- The paper introduces DLER, a reinforcement learning framework that optimizes token usage with batch-wise reward normalization and dynamic sampling.
- It addresses biases in advantage estimation, entropy collapse, and sparse rewards, reducing token output by up to 70% without accuracy loss.
- Experimental results on benchmarks like MATH and Olympiad validate improved accuracy-length trade-offs and robust efficiency gains.
Incentivizing More Intelligence per Token via Reinforcement Learning
Introduction
The paper "DLER: Doing Length pEnalty Right - Incentivizing More Intelligence per Token via Reinforcement Learning" (2510.15110) introduces a novel framework to enhance the efficiency of reasoning LLMs by optimizing the reinforcement learning (RL) procedure, rather than relying on complex length penalties. Recent developments in RL for reasoning models have aimed to reduce the output lengths generated by models like DeepSeek-R1 and OpenAI-o1, addressing a key concern: maximizing intelligence per token. The proposed DLER approach implements batch-wise reward normalization, higher clipping, dynamic sampling, and a straightforward truncation length penalty, showcasing substantial improvements in accuracy-length trade-offs and operational efficiency.

Figure 1: DLER achieves state-of-the-art accuracy/length trade-offs, shortening CoT by up to 70% without losing accuracy.
Challenges in Reinforcement Learning Optimization
The paper identifies three significant challenges inherent in current RL techniques applied to reasoning models:
Biased Advantage Estimation: GRPO-based advantage estimation is heavily impacted by reward noise, resulting in inaccurately calculated advantages due to frequent zero-reward assignments.
Entropy Collapse: This phenomenon severely limits exploration of diverse reasoning paths, as the model struggles to maintain output distribution diversity, which is essential for effective learning.
Sparse Reward Signals: The prevalence of zero rewards due to truncation causes the model to favor easily solvable prompts, thus hindering effective learning on complex tasks.
To counter these problems, DLER integrates a normalized batch-wise reward system and dynamic sampling, gradually filtering prompts to enhance learning efficacy.
Figure 2: Uniform batch-wise reward normalization maintains stability and accuracy, in contrast to GRPO's declining performance.
DLER Training Recipe
DLER combines several elements to enhance RL optimization:
- Batch-wise Reward Normalization: Stabilizes advantage estimation, mitigating biases linked to high variance rewards.
- Higher Clipping Thresholds: Retains gradient propagation for high-entropy token updates, fostering exploration.

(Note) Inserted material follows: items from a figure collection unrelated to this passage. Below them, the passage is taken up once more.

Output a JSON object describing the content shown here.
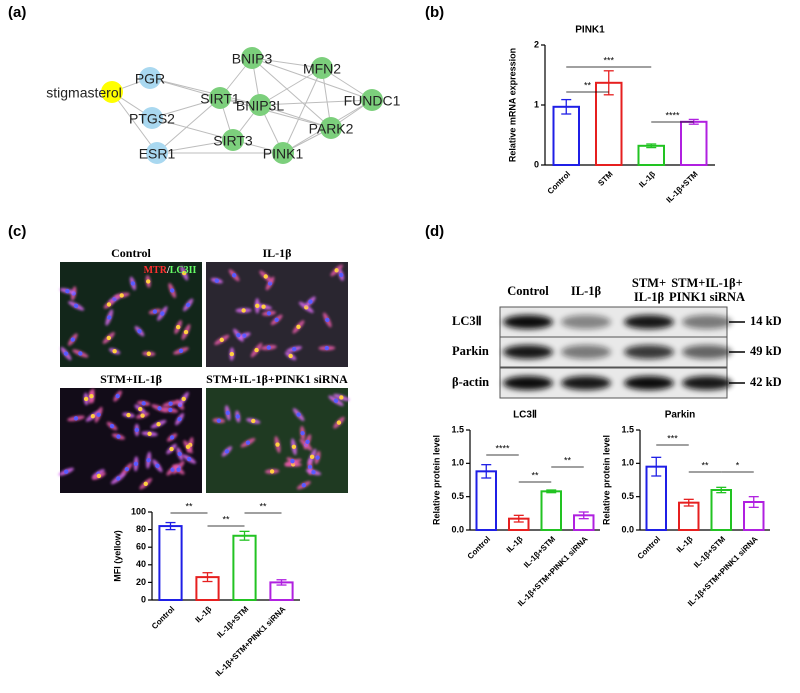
{
  "panel_labels": [
    "(a)",
    "(b)",
    "(c)",
    "(d)"
  ],
  "network": {
    "nodes": [
      {
        "label": "stigmasterol",
        "color": "#ffff00"
      },
      {
        "label": "PGR",
        "color": "#a9d8f0"
      },
      {
        "label": "PTGS2",
        "color": "#a9d8f0"
      },
      {
        "label": "ESR1",
        "color": "#a9d8f0"
      },
      {
        "label": "SIRT1",
        "color": "#7ccf7c"
      },
      {
        "label": "BNIP3",
        "color": "#7ccf7c"
      },
      {
        "label": "MFN2",
        "color": "#7ccf7c"
      },
      {
        "label": "BNIP3L",
        "color": "#7ccf7c"
      },
      {
        "label": "FUNDC1",
        "color": "#7ccf7c"
      },
      {
        "label": "SIRT3",
        "color": "#7ccf7c"
      },
      {
        "label": "PARK2",
        "color": "#7ccf7c"
      },
      {
        "label": "PINK1",
        "color": "#7ccf7c"
      }
    ]
  },
  "microscopy": {
    "panels": [
      "Control",
      "IL-1β",
      "STM+IL-1β",
      "STM+IL-1β+PINK1 siRNA"
    ],
    "stain": [
      "MTR",
      "/",
      "LC3II"
    ]
  },
  "blot": {
    "lanes": [
      [
        "Control"
      ],
      [
        "IL-1β"
      ],
      [
        "STM+",
        "IL-1β"
      ],
      [
        "STM+IL-1β+",
        "PINK1 siRNA"
      ]
    ],
    "rows": [
      {
        "label": "LC3Ⅱ",
        "size": "14 kD"
      },
      {
        "label": "Parkin",
        "size": "49 kD"
      },
      {
        "label": "β-actin",
        "size": "42 kD"
      }
    ]
  },
  "chart_data": [
    {
      "type": "bar",
      "title": "PINK1",
      "y_label": "Relative mRNA expression",
      "categories": [
        "Control",
        "STM",
        "IL-1β",
        "IL-1β+STM"
      ],
      "values": [
        0.97,
        1.37,
        0.32,
        0.72
      ],
      "errors": [
        0.12,
        0.2,
        0.03,
        0.04
      ],
      "colors": [
        "#1f1fe6",
        "#e61f1f",
        "#22c322",
        "#b020e0"
      ],
      "ylim": [
        0,
        2
      ],
      "yticks": [
        0,
        1,
        2
      ],
      "annotations": [
        "**",
        "***",
        "****"
      ]
    },
    {
      "type": "bar",
      "y_label": "MFI (yellow)",
      "categories": [
        "Control",
        "IL-1β",
        "IL-1β+STM",
        "IL-1β+STM+PINK1 siRNA"
      ],
      "values": [
        84,
        26,
        73,
        20
      ],
      "errors": [
        4,
        5,
        5,
        3
      ],
      "colors": [
        "#1f1fe6",
        "#e61f1f",
        "#22c322",
        "#b020e0"
      ],
      "ylim": [
        0,
        100
      ],
      "yticks": [
        0,
        20,
        40,
        60,
        80,
        100
      ],
      "annotations": [
        "**",
        "**",
        "**"
      ]
    },
    {
      "type": "bar",
      "title": "LC3Ⅱ",
      "y_label": "Relative protein level",
      "categories": [
        "Control",
        "IL-1β",
        "IL-1β+STM",
        "IL-1β+STM+PINK1 siRNA"
      ],
      "values": [
        0.88,
        0.17,
        0.58,
        0.22
      ],
      "errors": [
        0.1,
        0.05,
        0.02,
        0.05
      ],
      "colors": [
        "#1f1fe6",
        "#e61f1f",
        "#22c322",
        "#b020e0"
      ],
      "ylim": [
        0,
        1.5
      ],
      "yticks": [
        {
          "value": 0,
          "label": "0.0"
        },
        0.5,
        {
          "value": 1,
          "label": "1.0"
        },
        1.5
      ],
      "annotations": [
        "****",
        "**",
        "**"
      ]
    },
    {
      "type": "bar",
      "title": "Parkin",
      "y_label": "Relative protein level",
      "categories": [
        "Control",
        "IL-1β",
        "IL-1β+STM",
        "IL-1β+STM+PINK1 siRNA"
      ],
      "values": [
        0.95,
        0.41,
        0.6,
        0.42
      ],
      "errors": [
        0.14,
        0.05,
        0.04,
        0.08
      ],
      "colors": [
        "#1f1fe6",
        "#e61f1f",
        "#22c322",
        "#b020e0"
      ],
      "ylim": [
        0,
        1.5
      ],
      "yticks": [
        {
          "value": 0,
          "label": "0.0"
        },
        0.5,
        {
          "value": 1,
          "label": "1.0"
        },
        1.5
      ],
      "annotations": [
        "***",
        "**",
        "*"
      ]
    }
  ]
}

- Dynamic Sampling: Filters prompts to maintain balanced training signals, reducing the influence of skewed distributions.

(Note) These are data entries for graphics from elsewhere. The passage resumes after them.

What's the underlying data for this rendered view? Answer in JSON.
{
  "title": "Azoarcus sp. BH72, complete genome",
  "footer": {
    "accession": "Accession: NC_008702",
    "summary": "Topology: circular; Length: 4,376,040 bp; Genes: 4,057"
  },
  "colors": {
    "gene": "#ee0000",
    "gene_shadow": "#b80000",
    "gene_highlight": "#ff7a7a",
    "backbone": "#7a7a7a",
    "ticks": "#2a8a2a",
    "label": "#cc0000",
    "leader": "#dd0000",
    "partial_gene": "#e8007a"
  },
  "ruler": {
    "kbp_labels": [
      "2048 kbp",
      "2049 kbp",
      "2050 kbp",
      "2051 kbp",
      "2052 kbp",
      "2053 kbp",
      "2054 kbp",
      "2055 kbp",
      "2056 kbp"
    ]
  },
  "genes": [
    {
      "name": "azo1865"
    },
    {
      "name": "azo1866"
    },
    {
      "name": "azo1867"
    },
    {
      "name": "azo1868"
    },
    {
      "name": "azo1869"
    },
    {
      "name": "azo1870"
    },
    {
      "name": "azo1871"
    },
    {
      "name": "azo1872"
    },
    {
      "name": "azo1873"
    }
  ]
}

The comprehensive application of these strategies enables substantial improvements in both accuracy and token efficiency, fully recovering accuracy while drastically reducing token usage.

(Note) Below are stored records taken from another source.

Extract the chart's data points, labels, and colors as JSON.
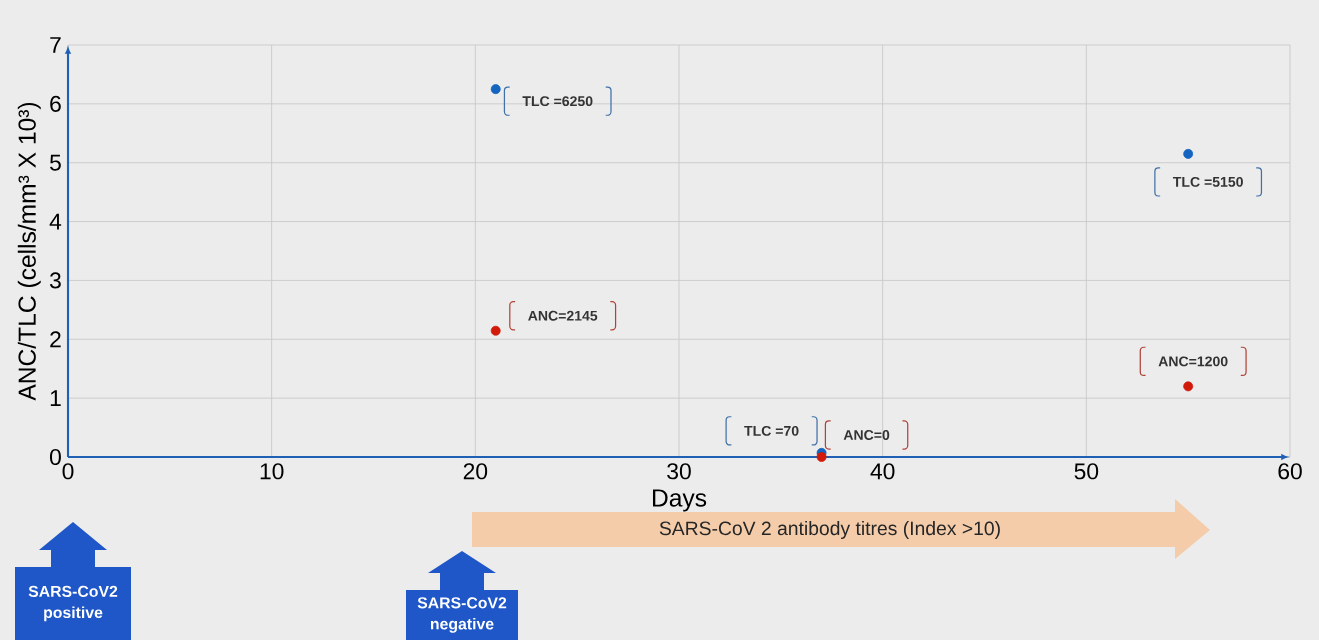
{
  "chart_data": {
    "type": "scatter",
    "x": [
      21,
      37,
      55
    ],
    "series": [
      {
        "color": "#1565c0",
        "values": [
          6.25,
          0.07,
          5.15
        ]
      },
      {
        "color": "#d11a0a",
        "values": [
          2.145,
          0,
          1.2
        ]
      }
    ],
    "xlabel": "Days",
    "ylabel": "ANC/TLC (cells/mm³ X 10³)",
    "xlim": [
      0,
      60
    ],
    "xticks": [
      0,
      10,
      20,
      30,
      40,
      50,
      60
    ],
    "ylim": [
      0,
      7
    ],
    "yticks": [
      0,
      1,
      2,
      3,
      4,
      5,
      6,
      7
    ],
    "grid": true,
    "marker": "circle",
    "annotations": [
      {
        "text": "TLC =6250",
        "x": 21,
        "y": 6.25
      },
      {
        "text": "ANC=2145",
        "x": 21,
        "y": 2.145
      },
      {
        "text": "TLC =70",
        "x": 37,
        "y": 0.07
      },
      {
        "text": "ANC=0",
        "x": 37,
        "y": 0
      },
      {
        "text": "TLC =5150",
        "x": 55,
        "y": 5.15
      },
      {
        "text": "ANC=1200",
        "x": 55,
        "y": 1.2
      },
      "SARS-CoV 2 antibody titres (Index >10)",
      "SARS-CoV2 positive",
      "SARS-CoV2 negative"
    ]
  }
}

Figure 3: DLER enhances efficiency by reducing token usage and recovering accuracy loss of applying plain batch-wise reward normalization.
Difficulty-Aware DLER
The paper further extends the DLER framework with a difficulty-aware mechanism, DA-DLER, which dynamically adjusts truncation lengths based on prompt difficulty. This refinement allows the model to dedicate fewer tokens to simpler questions, thereby enhancing overall efficiency without sacrificing accuracy on more complex tasks.
Experimentation and Results
DLER models exhibit consistent superiority over competing baselines, notably achieving enhanced reasoning efficiency across diverse benchmarks like MATH, AIME-24, and Olympiad Bench. These results validate the framework's robustness and illustrate the practical benefits of optimized RL strategies over complex penalty design.
Figure 4: Ratio of prompts with zero rewards and prompt shortening patterns observed during training phases.
Implications and Future Directions
The introduction of DLER marks a significant shift towards optimizing reasoning efficiency by refining RL algorithms, rather than merely adjusting penalty designs. This perspective invites further exploration into adaptive RL strategies that can dynamically modulate resource allocation based on contextual difficulty. Moreover, the successful integration of update-selective merging strategies provides a pathway for leveraging publicly available datasets without compromising accuracy, offering a practical solution for deploying efficient reasoning models in resource-constrained settings.
Conclusion
The study redefines the approach to enhancing reasoning efficiency in LMs, emphasizing RL optimization techniques over complex length penalties. Findings demonstrate how intelligent adjustment of RL processes can substantially improve the trade-off between reasoning capability and token consumption. Future efforts can further explore adaptive optimization algorithms to push the boundaries of efficiency in reasoning models, promising advancements in both practical and theoretical AI applications.